Something fresh lurked behind the 1967 Pontiac GTO's gorgeous new grille: The standard engine was now a 400-cid enlargement of the 389-cid V-8. Compression was unchanged, and the base version, with its four-barrel carburetor, again made 335 horsepower. But taking over the 360-horsepower slot from the discontinued tri-carburetor setup was a new single four-barrel High Output option. It cost $77 extra and added a higher-lift camshaft, free-flow exhaust manifolds, and an open-element air cleaner. Of the 81,722 GTOs built for '67, 13,827 were equipped with the HO engine.
For another $263, the 1967 Pontiac GTO's HO mill could be fitted with Ram Air. These ultimate GTO V-8s had extra-strong valve springs and a longer-duration cam; they were underrated at 360 horsepower. The Ram Air package consisted of hardware that opened the otherwise nonfunctional hood scoops, plus a pan that went around the open-element air cleaner and mated to the hood with a foam-rubber skirt.
Ram Air was a factory option ordered for 751 cars, but the pan and scoop parts were shipped in the trunk of the car for installation by the dealer. The owner was advised to refit the closed-scoop hardware during wet weather.

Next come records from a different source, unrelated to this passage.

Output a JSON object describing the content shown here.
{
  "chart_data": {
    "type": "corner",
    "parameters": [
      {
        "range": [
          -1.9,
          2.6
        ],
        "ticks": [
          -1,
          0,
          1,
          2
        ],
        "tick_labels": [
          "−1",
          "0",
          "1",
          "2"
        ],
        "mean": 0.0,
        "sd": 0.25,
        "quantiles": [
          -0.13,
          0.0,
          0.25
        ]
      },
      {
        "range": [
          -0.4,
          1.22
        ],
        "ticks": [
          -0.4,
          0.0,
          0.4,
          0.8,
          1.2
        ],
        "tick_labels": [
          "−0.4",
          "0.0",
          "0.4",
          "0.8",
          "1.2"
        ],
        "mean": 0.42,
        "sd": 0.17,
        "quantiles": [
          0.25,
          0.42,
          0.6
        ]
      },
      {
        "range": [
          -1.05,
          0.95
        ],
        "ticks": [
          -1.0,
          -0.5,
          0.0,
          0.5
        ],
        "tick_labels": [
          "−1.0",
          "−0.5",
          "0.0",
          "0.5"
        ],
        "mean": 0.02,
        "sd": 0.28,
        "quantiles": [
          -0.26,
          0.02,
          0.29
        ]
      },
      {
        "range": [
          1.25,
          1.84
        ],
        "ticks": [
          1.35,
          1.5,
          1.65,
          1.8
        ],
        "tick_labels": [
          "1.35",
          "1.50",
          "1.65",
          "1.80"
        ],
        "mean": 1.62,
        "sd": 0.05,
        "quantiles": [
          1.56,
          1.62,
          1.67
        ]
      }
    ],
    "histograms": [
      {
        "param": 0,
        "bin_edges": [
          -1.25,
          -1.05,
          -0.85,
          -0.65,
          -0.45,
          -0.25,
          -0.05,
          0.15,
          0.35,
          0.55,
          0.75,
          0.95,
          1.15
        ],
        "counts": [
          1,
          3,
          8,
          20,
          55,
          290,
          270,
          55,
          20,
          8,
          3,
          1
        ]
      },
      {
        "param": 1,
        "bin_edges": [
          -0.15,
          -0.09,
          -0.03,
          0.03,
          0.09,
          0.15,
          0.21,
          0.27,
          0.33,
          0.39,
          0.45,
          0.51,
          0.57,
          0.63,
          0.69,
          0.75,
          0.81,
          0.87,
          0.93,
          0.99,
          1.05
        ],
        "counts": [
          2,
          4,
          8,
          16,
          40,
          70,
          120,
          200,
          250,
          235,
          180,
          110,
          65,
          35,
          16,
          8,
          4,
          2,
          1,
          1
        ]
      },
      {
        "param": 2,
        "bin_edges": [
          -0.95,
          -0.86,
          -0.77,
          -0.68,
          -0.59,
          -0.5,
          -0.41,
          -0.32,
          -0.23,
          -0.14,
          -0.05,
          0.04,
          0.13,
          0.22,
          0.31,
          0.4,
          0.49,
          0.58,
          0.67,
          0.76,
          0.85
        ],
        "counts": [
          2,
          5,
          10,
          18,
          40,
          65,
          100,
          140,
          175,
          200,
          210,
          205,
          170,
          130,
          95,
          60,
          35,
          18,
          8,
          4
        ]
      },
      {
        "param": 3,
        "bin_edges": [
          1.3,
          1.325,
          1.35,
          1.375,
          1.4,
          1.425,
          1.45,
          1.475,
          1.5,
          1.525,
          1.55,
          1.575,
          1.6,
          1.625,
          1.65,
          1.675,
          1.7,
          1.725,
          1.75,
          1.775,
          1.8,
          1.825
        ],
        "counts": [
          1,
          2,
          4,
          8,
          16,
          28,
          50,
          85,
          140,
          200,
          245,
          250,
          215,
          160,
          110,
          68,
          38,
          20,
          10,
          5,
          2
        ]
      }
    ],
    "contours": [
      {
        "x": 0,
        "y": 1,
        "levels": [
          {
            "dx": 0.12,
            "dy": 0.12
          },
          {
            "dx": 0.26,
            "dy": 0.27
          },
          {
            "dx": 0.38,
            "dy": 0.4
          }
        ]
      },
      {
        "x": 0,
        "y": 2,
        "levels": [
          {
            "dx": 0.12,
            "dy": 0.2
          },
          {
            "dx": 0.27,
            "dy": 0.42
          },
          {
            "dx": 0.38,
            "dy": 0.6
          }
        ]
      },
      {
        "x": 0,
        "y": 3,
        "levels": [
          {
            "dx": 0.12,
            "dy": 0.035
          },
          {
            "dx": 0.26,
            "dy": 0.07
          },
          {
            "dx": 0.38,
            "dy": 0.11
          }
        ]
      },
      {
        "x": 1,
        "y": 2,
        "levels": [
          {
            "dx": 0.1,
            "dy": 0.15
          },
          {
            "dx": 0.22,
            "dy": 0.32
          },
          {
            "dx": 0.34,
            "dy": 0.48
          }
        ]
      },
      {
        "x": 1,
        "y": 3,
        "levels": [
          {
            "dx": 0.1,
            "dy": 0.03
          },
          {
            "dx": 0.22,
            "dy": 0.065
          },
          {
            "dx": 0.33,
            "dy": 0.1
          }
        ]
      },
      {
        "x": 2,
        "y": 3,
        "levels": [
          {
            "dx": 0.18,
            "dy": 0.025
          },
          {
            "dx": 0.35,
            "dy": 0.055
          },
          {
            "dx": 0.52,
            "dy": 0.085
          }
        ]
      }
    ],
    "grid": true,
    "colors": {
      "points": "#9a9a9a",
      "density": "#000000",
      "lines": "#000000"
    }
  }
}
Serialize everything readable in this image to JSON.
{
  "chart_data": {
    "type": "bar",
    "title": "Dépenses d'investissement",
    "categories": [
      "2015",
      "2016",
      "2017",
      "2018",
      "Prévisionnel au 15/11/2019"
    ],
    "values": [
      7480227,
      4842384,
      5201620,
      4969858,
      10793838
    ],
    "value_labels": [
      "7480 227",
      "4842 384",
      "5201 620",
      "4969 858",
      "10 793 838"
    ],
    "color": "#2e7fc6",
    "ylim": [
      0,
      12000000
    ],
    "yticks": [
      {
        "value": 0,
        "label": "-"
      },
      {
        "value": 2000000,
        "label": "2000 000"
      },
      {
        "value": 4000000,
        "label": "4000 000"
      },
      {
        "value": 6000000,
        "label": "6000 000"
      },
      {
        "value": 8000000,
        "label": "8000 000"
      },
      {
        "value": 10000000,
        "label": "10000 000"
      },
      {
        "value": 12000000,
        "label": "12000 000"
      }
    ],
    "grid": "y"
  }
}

Three- and four-speed manual transmissions, both with Hurst shifters, were offered for the 1967 Pontiac GTO. Ram Air versions could use the stick or an automatic, but the 4.33:1 axle ratio was mandatory. Replacing the two-speed automatic was the three-speed Turbo Hydra-matic. When it was ordered with a center console, the gear lever was relocated from the steering column to the floor and a Hurst Dual Gate shifter was used. The driver could leave the lever in Drive, or slide it into an adjacent gate for fully manual shifting.
Detail revisions fine-tuned the GTO's styling, while underhood, a 400-cid V-8 replaced the hallowed 389. This car has the optional hood-mounted tach, which looked cool, but was hard to read in rain or direct sunlight. The cabin was still top-flight, even if the dash did trade wood trim for a woodgrain vinyl applique.
Among other new options for the 1967 Pontiac GTO were power front disc brakes ($105) and a hood-mounted tach ($84).